I did more or less what I predicted I would do last week. I took some time off. I played some games and read some books.
But I also spent a lot of time with Project 2016, going over it just one more time before I put it away (for now).
I'm trying to ease back into a normal schedule by doing some day job work today. This hasn't been fun, exactly, but the transition has been smooth. What's weird is the shift I'm having to manage in my writing work.
I made it through the draft of Project 2016. It's time to let it sit and to work on something different. And it's not like I'm lacking other things to work on: a part from two more books set in the same universe as Project 2016, I've got a short story with an April deadline that's only about halfway done.
I've got a pretty clear plan of what I've got to do. The story has to come next. I've done the outline and some of the work. Also, you know, there's an actual deadline by which a publisher wants it. It's super clear what I need to do.
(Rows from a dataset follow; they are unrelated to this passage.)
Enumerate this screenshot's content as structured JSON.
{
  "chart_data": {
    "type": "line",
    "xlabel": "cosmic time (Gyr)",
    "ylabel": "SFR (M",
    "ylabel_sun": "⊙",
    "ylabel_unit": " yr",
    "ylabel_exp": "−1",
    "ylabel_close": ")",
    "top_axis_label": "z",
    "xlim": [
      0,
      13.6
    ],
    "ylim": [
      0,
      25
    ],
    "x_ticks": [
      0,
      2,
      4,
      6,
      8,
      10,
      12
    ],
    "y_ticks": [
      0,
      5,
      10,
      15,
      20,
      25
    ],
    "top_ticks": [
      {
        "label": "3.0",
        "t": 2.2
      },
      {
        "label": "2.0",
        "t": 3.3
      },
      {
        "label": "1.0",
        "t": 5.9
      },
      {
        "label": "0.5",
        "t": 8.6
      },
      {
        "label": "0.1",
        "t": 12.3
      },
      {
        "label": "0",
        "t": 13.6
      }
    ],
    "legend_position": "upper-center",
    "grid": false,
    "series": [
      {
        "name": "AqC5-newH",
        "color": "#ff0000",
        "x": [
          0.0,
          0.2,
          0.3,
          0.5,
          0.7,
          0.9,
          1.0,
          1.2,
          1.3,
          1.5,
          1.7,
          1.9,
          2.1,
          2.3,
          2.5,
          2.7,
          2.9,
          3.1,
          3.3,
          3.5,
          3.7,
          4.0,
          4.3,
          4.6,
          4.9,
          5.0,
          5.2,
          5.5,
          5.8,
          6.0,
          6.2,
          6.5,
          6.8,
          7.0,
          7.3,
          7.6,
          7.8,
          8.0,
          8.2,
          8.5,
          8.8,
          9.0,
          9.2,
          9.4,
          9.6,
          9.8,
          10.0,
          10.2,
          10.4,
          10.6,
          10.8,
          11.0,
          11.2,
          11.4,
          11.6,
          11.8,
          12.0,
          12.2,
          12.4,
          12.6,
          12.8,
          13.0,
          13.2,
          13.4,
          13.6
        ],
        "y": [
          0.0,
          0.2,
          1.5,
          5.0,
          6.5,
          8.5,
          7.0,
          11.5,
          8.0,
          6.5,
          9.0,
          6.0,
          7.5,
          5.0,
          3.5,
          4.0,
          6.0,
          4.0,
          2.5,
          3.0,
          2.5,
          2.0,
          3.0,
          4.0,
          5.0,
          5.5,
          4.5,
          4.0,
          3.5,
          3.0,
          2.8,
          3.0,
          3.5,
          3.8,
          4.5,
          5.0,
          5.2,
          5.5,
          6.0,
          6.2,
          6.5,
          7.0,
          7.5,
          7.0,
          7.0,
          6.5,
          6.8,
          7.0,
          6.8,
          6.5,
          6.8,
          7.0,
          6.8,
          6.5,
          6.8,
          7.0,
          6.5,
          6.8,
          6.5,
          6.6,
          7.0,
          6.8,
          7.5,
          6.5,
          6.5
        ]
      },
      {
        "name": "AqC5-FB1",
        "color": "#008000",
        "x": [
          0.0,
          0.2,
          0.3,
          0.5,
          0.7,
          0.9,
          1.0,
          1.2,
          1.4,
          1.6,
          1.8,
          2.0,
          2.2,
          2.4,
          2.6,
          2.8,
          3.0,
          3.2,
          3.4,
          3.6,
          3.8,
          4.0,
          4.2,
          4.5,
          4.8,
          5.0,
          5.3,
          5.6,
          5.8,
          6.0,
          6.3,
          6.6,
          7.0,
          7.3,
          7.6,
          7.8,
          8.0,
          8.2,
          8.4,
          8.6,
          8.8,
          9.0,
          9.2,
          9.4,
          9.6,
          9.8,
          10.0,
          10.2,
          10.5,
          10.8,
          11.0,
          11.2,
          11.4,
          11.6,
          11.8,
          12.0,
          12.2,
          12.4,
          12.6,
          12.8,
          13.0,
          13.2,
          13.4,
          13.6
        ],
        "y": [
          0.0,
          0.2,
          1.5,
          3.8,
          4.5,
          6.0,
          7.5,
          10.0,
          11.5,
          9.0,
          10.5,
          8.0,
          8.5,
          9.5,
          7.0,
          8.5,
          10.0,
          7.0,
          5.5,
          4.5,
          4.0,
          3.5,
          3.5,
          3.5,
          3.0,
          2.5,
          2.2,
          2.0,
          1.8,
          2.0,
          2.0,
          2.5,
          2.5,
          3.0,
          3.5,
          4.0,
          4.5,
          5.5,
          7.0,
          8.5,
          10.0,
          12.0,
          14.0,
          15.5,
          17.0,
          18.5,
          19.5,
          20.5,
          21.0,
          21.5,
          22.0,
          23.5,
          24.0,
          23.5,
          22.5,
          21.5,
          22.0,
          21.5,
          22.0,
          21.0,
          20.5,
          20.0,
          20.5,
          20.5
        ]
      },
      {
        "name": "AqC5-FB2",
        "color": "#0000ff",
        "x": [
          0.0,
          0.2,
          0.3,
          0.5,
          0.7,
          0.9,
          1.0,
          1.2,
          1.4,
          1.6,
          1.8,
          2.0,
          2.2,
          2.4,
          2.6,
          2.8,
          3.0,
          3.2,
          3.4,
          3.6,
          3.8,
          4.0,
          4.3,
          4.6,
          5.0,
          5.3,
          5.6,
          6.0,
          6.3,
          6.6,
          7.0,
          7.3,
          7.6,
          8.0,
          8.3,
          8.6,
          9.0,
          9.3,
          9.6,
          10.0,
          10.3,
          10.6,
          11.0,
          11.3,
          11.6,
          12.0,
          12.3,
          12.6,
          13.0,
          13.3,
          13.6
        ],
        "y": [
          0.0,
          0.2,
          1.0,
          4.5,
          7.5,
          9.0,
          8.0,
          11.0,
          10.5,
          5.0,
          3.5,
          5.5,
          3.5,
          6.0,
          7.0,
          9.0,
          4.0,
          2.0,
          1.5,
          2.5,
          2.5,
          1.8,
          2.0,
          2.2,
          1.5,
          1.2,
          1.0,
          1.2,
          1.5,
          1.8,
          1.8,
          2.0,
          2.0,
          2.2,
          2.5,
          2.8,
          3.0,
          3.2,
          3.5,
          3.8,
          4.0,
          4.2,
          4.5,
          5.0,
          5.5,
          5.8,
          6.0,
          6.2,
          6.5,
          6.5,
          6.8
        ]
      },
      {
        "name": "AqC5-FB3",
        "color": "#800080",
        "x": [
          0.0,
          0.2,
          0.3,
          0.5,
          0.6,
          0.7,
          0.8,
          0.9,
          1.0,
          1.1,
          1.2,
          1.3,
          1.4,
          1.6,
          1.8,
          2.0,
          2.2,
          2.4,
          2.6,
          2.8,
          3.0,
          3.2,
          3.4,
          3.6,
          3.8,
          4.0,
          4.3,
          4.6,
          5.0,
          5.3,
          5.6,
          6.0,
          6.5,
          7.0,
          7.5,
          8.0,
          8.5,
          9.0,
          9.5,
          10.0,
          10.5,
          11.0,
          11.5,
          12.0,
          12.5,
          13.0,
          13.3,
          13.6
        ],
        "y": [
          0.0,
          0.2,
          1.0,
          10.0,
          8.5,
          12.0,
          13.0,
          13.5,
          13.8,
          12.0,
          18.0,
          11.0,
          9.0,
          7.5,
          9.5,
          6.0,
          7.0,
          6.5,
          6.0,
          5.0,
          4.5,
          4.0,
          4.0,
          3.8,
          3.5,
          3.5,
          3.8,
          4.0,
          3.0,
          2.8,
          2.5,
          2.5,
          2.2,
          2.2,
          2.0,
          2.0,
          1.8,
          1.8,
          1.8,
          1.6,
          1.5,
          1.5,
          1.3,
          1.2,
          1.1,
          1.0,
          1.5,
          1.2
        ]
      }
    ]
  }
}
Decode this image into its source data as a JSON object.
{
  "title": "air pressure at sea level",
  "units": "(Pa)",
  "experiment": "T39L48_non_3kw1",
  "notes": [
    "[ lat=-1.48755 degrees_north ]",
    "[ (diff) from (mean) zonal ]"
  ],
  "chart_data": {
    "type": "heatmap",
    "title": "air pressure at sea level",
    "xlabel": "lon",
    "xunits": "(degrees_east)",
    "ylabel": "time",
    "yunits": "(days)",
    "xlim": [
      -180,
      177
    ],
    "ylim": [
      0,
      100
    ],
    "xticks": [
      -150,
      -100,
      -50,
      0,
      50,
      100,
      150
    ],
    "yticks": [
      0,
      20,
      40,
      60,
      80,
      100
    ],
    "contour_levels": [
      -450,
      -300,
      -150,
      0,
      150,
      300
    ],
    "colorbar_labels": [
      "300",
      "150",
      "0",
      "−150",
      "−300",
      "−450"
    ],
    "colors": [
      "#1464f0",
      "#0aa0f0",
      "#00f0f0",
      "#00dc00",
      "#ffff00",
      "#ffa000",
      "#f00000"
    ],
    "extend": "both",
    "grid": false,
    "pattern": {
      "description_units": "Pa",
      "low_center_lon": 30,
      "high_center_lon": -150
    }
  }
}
But I'm having a hard time pulling myself out of the world of Project 2016 to focus on a different world and a different set of characters. It's not that I don't like the story--I was jazzed enough about it to successfully pitch it, and I wrote the first half of it pretty quickly. It's a good story. Or it has the potential to be, at least.
The problem--such as it is; I imagine I'll work my way out of this funk soon enough--might be that I've spent so much time in the Project 2016 universe. It's been more than a year since I started revamping the project. I've taken breaks here and there, but it's been most of what I've written in the past year. And that universe and those characters are going to be at the center of my next two major projects. Project 2016 lives in every crevice of my brain all of the time. Shifting my focus, even for a month, to work on something totally unrelated is daunting.
I can do it. I've done it before. And, to be fair, I need to shake things up--to get away from the big project for a while so that I can come back to it with fresh eyes.
It's always rough to move to something new after so much time devoted to a project. I'm not so good at making the shift, but I'll manage.